Kahn never lived at 71 Wale Street but remembered the extended family. “It was the most popular destination for the extended family (which included my grand-aunt, who had a very large family), especially over New Year's Eve and New Year's Day because of the strategic position for the Coon Carnival.” (sic)

And in that great South African tradition, after the house was claimed for the museum, Kahn explained, his grandmother, aunt and uncle moved to Heideveld on the Cape Flats in the late 1970s. 

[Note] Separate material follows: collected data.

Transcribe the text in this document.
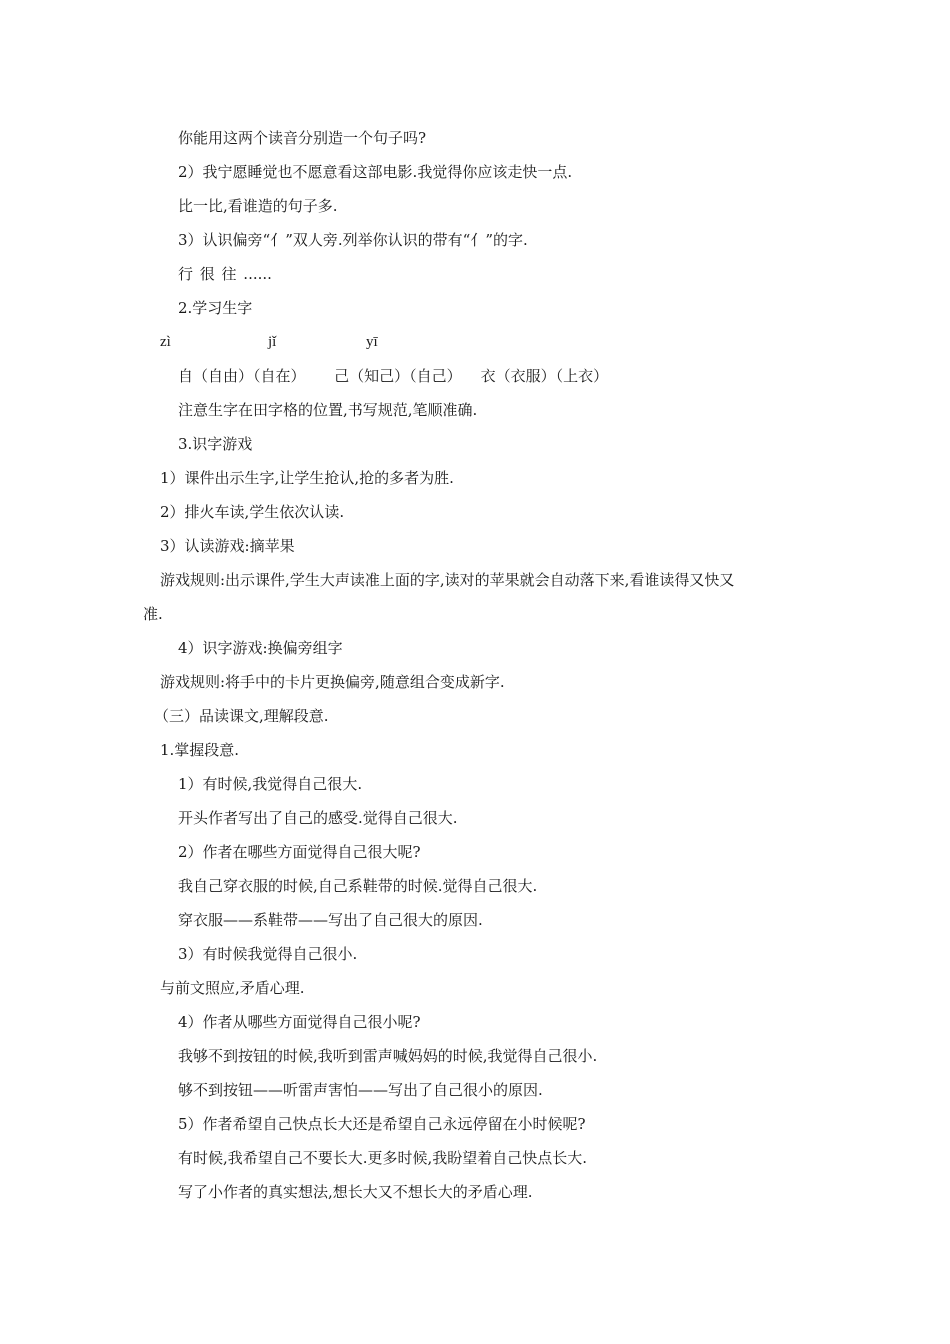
你能用这两个读音分别造一个句子吗?
2）我宁愿睡觉也不愿意看这部电影.我觉得你应该走快一点.
比一比,看谁造的句子多.
3）认识偏旁“亻”双人旁.列举你认识的带有“亻”的字.
行 很 往 ......
2.学习生字
zì	jǐ	yī
自（自由）（自在）      己（知己）（自己）    衣（衣服）（上衣）
注意生字在田字格的位置,书写规范,笔顺准确.
3.识字游戏
1）课件出示生字,让学生抢认,抢的多者为胜.
2）排火车读,学生依次认读.
3）认读游戏:摘苹果
游戏规则:出示课件,学生大声读准上面的字,读对的苹果就会自动落下来,看谁读得又快又
准.
4）识字游戏:换偏旁组字
游戏规则:将手中的卡片更换偏旁,随意组合变成新字.
（三）品读课文,理解段意.
1.掌握段意.
1）有时候,我觉得自己很大.
开头作者写出了自己的感受.觉得自己很大.
2）作者在哪些方面觉得自己很大呢?
我自己穿衣服的时候,自己系鞋带的时候.觉得自己很大.
穿衣服——系鞋带——写出了自己很大的原因.
3）有时候我觉得自己很小.
与前文照应,矛盾心理.
4）作者从哪些方面觉得自己很小呢?
我够不到按钮的时候,我听到雷声喊妈妈的时候,我觉得自己很小.
够不到按钮——听雷声害怕——写出了自己很小的原因.
5）作者希望自己快点长大还是希望自己永远停留在小时候呢?
有时候,我希望自己不要长大.更多时候,我盼望着自己快点长大.
写了小作者的真实想法,想长大又不想长大的矛盾心理.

The first black doctor in the Cape

The Ottoman influence in the Cape was new to me, and fascinating. Prying open South African and Turkish archival sources, including university and family records, Gençoğlu uncovered evidence that the first black doctor to graduate from UCT was a Muhammed Shukri Effendi, whose family origins lie in Erzurum, a city in Turkey’s eastern Anatolia. Dr Effendi worked briefly at Groote Schuur and had a clinic in the Bo-Kaap, which was established as the Malay Quarter a century or so after the arrival of slaves, exiles and labourers from Southeast Asia.

“A South African medical journal published on 27 July 1946 shows that Effendi was a qualified doctor already and moved his practice to a stone house in Mountain Road in Woodstock. The building was called Erzurum, named after his grandfather's birthplace,” Gençoğlu explained.

Another hidden history is that of Ahmet Ataullah Bey, an intellectual and politician of Ottoman origin who served the interests of South African Muslims in the last quarter of 19th century. Ataullah Bey played a prominent role as the country's first Muslim activist and politician. He also served as a Turkish emissary for the Ottoman state under the caliphate during the reign of Sultan Abdul Hamid II.

All told, the history of Ottoman/Turkish roles in South African history seems to have been ignored. One of the distinctively South African things was that when a Turkish person was Muslim, she or he would be “coloured”; and when they were Christian, they would be “white”. And so, you had South Africans, who may have held some office during the Ottoman Era, or early Turkish era (post-1923), who were “white” and rarely, if ever, associated with fellow Turkish descendants who happened to be Muslim.

An important footnote here is that there is a lot of bad history about Turkey’s role in South Africa, emanating, perhaps unsurprisingly, from the US, which cannot imagine that the Ottomans and subsequently the Turks played important and progressive roles in consolidating Muslim communities and life at the Cape. Gençoğlu's research findings suggest just that.